Птица повернулась на мой голос и уставилась в два глаза.
— Ты что — издалека? — Мне забавно было разговаривать с ней. Собственно, говорил-то один я, а она только крутила хохолком, прислушиваясь. — Как тебя звать?
Она стремительно сорвалась с перил и улетела, петляя между ветвями берез. Наверно, издалека, решил я. Зимой я не видел таких хохластых. Значит, весна.
Весна
В первых числах апреля начальник заставы привел к нам Ложкова. Они снова пришли на лыжах, и на Ложкове, что говорится, лица не было. Тепло, мокрый снег липнет к лыжам, и Ложков, конечно, проклинал про себя старшего лейтенанта за эту двенадцатикилометровую прогулку. Старший лейтенант провел с нами занятие — прочитал лекцию о международном положении, потом о чем-то долго толковал с Сырцовым и ушел обратно, на заставу. Ложков остался у нас. Я не понимал: какой нам от него прок? Ни с дизелем, ни с прожектором он не знаком, учить его — дело хлопотное, да и какие мы преподаватели. А сам Ложков, отдохнув малость и придя в себя, так и цветет:
— Ну, братва, заживем!
— Это почему же? — спросил я. — Может, у тебя скатерка-самобранка имеется, а? Давай не жмись, показывай.

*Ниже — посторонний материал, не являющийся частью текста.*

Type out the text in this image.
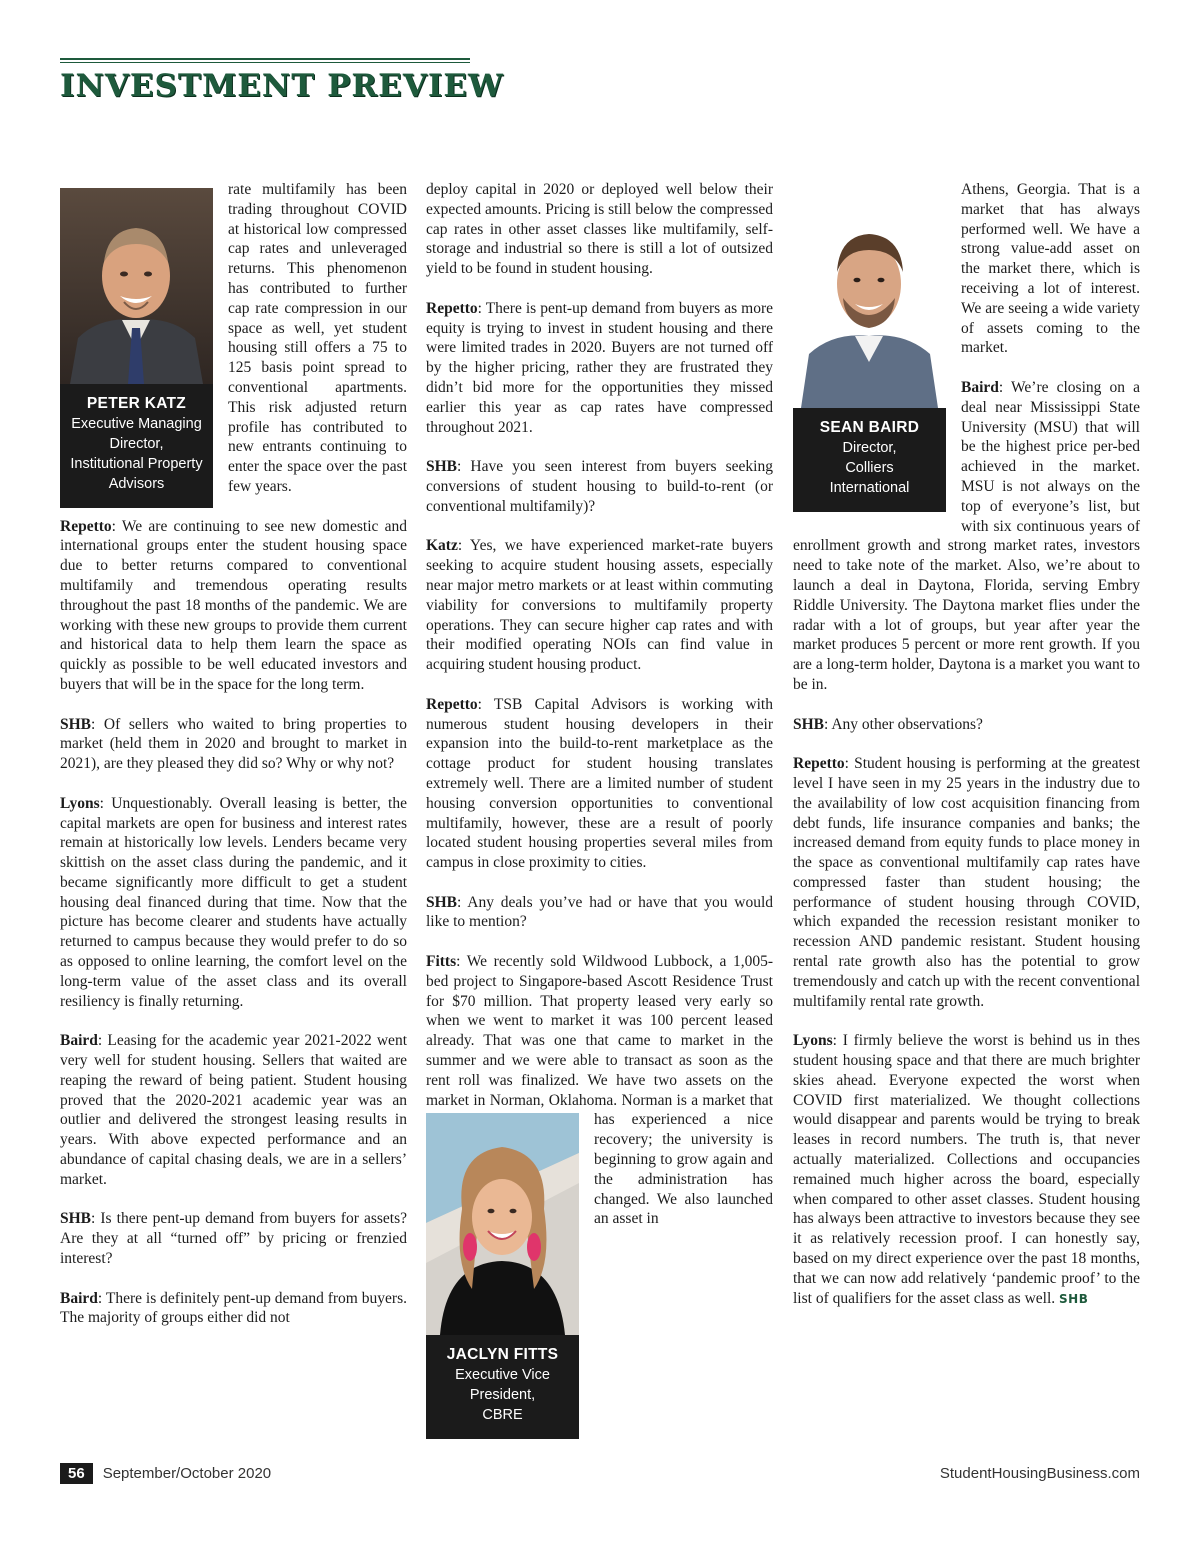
INVESTMENT PREVIEW
PETER KATZ
Executive Managing
Director,
Institutional Property
Advisors

rate multifamily has been trading throughout COVID at historical low compressed cap rates and unleveraged returns. This phenomenon has contributed to further cap rate compression in our space as well, yet student housing still offers a 75 to 125 basis point spread to conventional apartments. This risk adjusted return profile has contributed to new entrants continuing to enter the space over the past few years.

Repetto: We are continuing to see new domestic and international groups enter the student housing space due to better returns compared to conventional multifamily and tremendous operating results throughout the past 18 months of the pandemic. We are working with these new groups to provide them current and historical data to help them learn the space as quickly as possible to be well educated investors and buyers that will be in the space for the long term.

SHB: Of sellers who waited to bring properties to market (held them in 2020 and brought to market in 2021), are they pleased they did so? Why or why not?

Lyons: Unquestionably. Overall leasing is better, the capital markets are open for business and interest rates remain at historically low levels. Lenders became very skittish on the asset class during the pandemic, and it became significantly more difficult to get a student housing deal financed during that time. Now that the picture has become clearer and students have actually returned to campus because they would prefer to do so as opposed to online learning, the comfort level on the long-term value of the asset class and its overall resiliency is finally returning.

Baird: Leasing for the academic year 2021-2022 went very well for student housing. Sellers that waited are reaping the reward of being patient. Student housing proved that the 2020-2021 academic year was an outlier and delivered the strongest leasing results in years. With above expected performance and an abundance of capital chasing deals, we are in a sellers’ market.

SHB: Is there pent-up demand from buyers for assets? Are they at all “turned off” by pricing or frenzied interest?

Baird: There is definitely pent-up demand from buyers. The majority of groups either did not

deploy capital in 2020 or deployed well below their expected amounts. Pricing is still below the compressed cap rates in other asset classes like multifamily, self-storage and industrial so there is still a lot of outsized yield to be found in student housing.

Repetto: There is pent-up demand from buyers as more equity is trying to invest in student housing and there were limited trades in 2020. Buyers are not turned off by the higher pricing, rather they are frustrated they didn’t bid more for the opportunities they missed earlier this year as cap rates have compressed throughout 2021.

SHB: Have you seen interest from buyers seeking conversions of student housing to build-to-rent (or conventional multifamily)?

Katz: Yes, we have experienced market-rate buyers seeking to acquire student housing assets, especially near major metro markets or at least within commuting viability for conversions to multifamily property operations. They can secure higher cap rates and with their modified operating NOIs can find value in acquiring student housing product.

Repetto: TSB Capital Advisors is working with numerous student housing developers in their expansion into the build-to-rent marketplace as the cottage product for student housing translates extremely well. There are a limited number of student housing conversion opportunities to conventional multifamily, however, these are a result of poorly located student housing properties several miles from campus in close proximity to cities.

SHB: Any deals you’ve had or have that you would like to mention?

Fitts: We recently sold Wildwood Lubbock, a 1,005-bed project to Singapore-based Ascott Residence Trust for $70 million. That property leased very early so when we went to market it was 100 percent leased already. That was one that came to market in the summer and we were able to transact as soon as the rent roll was finalized. We have two assets on the market in Norman, Oklahoma. Norman is a market that has experienced a nice recovery; the university is beginning to grow again and the administration has changed. We also launched an asset in

JACLYN FITTS
Executive Vice
President,
CBRE
SEAN BAIRD
Director,
Colliers
International

Athens, Georgia. That is a market that has always performed well. We have a strong value-add asset on the market there, which is receiving a lot of interest. We are seeing a wide variety of assets coming to the market.

Baird: We’re closing on a deal near Mississippi State University (MSU) that will be the highest price per-bed achieved in the market. MSU is not always on the top of everyone’s list, but with six continuous years of enrollment growth and strong market rates, investors need to take note of the market. Also, we’re about to launch a deal in Daytona, Florida, serving Embry Riddle University. The Daytona market flies under the radar with a lot of groups, but year after year the market produces 5 percent or more rent growth. If you are a long-term holder, Daytona is a market you want to be in.

SHB: Any other observations?

Repetto: Student housing is performing at the greatest level I have seen in my 25 years in the industry due to the availability of low cost acquisition financing from debt funds, life insurance companies and banks; the increased demand from equity funds to place money in the space as conventional multifamily cap rates have compressed faster than student housing; the performance of student housing through COVID, which expanded the recession resistant moniker to recession AND pandemic resistant. Student housing rental rate growth also has the potential to grow tremendously and catch up with the recent conventional multifamily rental rate growth.

Lyons: I firmly believe the worst is behind us in thes student housing space and that there are much brighter skies ahead. Everyone expected the worst when COVID first materialized. We thought collections would disappear and parents would be trying to break leases in record numbers. The truth is, that never actually materialized. Collections and occupancies remained much higher across the board, especially when compared to other asset classes. Student housing has always been attractive to investors because they see it as relatively recession proof. I can honestly say, based on my direct experience over the past 18 months, that we can now add relatively ‘pandemic proof’ to the list of qualifiers for the asset class as well. SHB

56	September/October 2020	StudentHousingBusiness.com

Он захохотал и хлопнул меня по плечу.
— Остряк ты, как я погляжу!
Я не люблю, когда меня хлопают, и в свой черед хлопнул его — Ложков пошатнулся.

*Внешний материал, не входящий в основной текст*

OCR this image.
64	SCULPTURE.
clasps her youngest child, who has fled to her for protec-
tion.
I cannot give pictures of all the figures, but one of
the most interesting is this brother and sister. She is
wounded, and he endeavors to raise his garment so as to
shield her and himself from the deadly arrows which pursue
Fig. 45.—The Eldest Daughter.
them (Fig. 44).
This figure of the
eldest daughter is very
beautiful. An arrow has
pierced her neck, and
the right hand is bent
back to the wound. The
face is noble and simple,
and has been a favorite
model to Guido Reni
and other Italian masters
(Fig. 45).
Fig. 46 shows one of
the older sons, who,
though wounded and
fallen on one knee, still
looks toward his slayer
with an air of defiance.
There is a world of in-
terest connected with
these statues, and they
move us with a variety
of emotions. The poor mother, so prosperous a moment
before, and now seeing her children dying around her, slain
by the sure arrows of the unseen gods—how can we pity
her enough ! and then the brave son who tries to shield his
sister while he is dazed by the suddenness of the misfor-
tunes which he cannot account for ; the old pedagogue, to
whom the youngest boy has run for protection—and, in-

— Я реалист-материалист. Ясно?
Он снова захохотал. Ему было очень весело почему-то. Но больше он меня уже не хлопал. Он сел на Костькину койку и попрыгал на ней.
— Значит, этот припадочный здесь лежал? Ничего, мягко.
— Это вы о ком? — спросил Сырцов, заглядывая в спальню. Ложков потыкал большим пальцем за окно:
— Ну, о том, которого на вертолете уволокли. Я слышал — чуть не загнулся было.
Сырцов вошел в спальню, а я сел — нога на ногу, будто в первом ряду партера, потому что вот сейчас начнется действие, и я с удовольствием, с наслаждением посмотрю его от начала и до конца. Но действие начиналось очень медленно, очень медленно начала выдвигаться челюсть Сырцова, и сказал он тихо, так, что во втором ряду партера, наверно, уже не расслышали бы.
— Встать!
Ах, Ложков, до чего же мне жалко тебя! Сейчас ты получишь такую выволочку, какая, наверно, не снилась тебе в самых плохих снах. Ты-то подумал, поди, что наш Сырцов — просто вежливый человек, ежели обращается к тебе на «вы». Ах, Ложков, корешок, братишечка, зачем же ты улыбаешься и не встаешь, когда была команда «встать»? Зря ты так — или не расслышал?
— Встать!
Расслышал. Понял. Встал. Только зачем же улыбаться сейчас: или не чувствуешь, что сержант не сержант вовсе, а раскаленная железяка?
— Ты что, шумнуть на меня решил? Не надо, сержант. Я шума не люблю.